Regarding the ongoing discussion in political circles about restricting the shareholding ratio of major shareholders in virtual asset exchanges to 15-20%, Chairman Lee cautiously acknowledged the need for such regulation. He said, "We are seeking to create official exchanges with enhanced status and roles through a unified law that governs the entire ecosystem, including virtual asset businesses, users, and the market, by moving from a registration system to a licensing system." He added, "These exchanges will have a strong public infrastructure character, so if control is concentrated in specific shareholders, conflicts of interest could arise. Therefore, there is consensus forming around the need for ownership restrictions."

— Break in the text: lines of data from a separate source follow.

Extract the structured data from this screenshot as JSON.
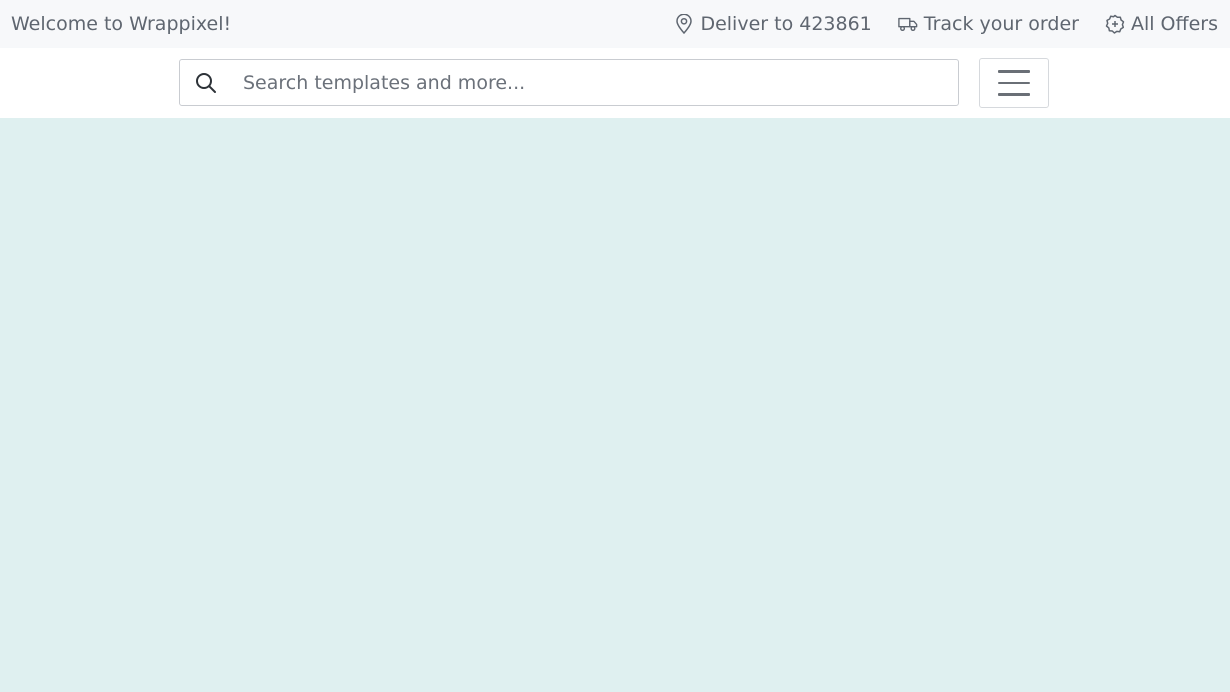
{
  "topbar": {
    "welcome": "Welcome to Wrappixel!",
    "deliver": {
      "label": "Deliver to 423861",
      "icon": "location-pin-icon"
    },
    "track": {
      "label": "Track your order",
      "icon": "truck-icon"
    },
    "offers": {
      "label": "All Offers",
      "icon": "discount-badge-icon"
    }
  },
  "search": {
    "placeholder": "Search templates and more...",
    "value": "",
    "icon": "search-icon"
  },
  "menu": {
    "icon": "hamburger-menu-icon"
  },
  "colors": {
    "topbar_bg": "#f7f8fa",
    "content_bg": "#dff0f0",
    "text": "#5f6670"
  }
}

Chairman Lee avoided giving a direct answer regarding the approval of the Lucent Block over-the-counter (OTC) fractional investment exchange, which has recently come under scrutiny over fairness concerns. He said, "Since the Financial Services Commission's approval process is ongoing, it is not appropriate to comment at this time," and added, "A decision will be made at the regular meeting, and we will explain the results fairly and transparently." Previously, the Securities and Futures Commission under the Financial Services Commission selected the 'KDX Consortium' led by Korea Exchange (KRX) and the 'NXT Consortium' led by Nextrade (NXT) on January 7. The Financial Services Commission has stated that it will select up to two out of the three applicants for the OTC exchange business license, but since President Lee Jaemyung also mentioned the issue at a recent cabinet meeting, the market is watching closely for the possibility that all three may be selected.
Lee Eokwon, Chairman of the Financial Services Commission, is briefing at the Government Seoul Office. Photo by Yonhap News
Regarding the National Growth Fund to be launched in June, Chairman Lee said, "With stronger tax benefits such as greater income deductions and dividend tax reductions compared to existing products, the fund can deliver higher returns," adding, "In particular, we have put in place mechanisms for the government to absorb losses if they occur, and we plan to ensure robust management by selecting the top professional asset managers in the market."
When asked when the third case from the expanded joint response team for stock price manipulation, which recently grew to two teams, would be announced, he replied, "We have reinforced the team and will respond with a heightened sense of urgency, announcing the results as soon as they are available." Regarding the recent increase in margin loans due to the bullish stock market, known as 'debt investment,' he emphasized, "Stock investment inherently involves costs and should be done rationally within the investor's capacity to bear risk," but added, "Regulators are monitoring the loan ratios at securities companies and are managing the situation to ensure that lending does not become excessive."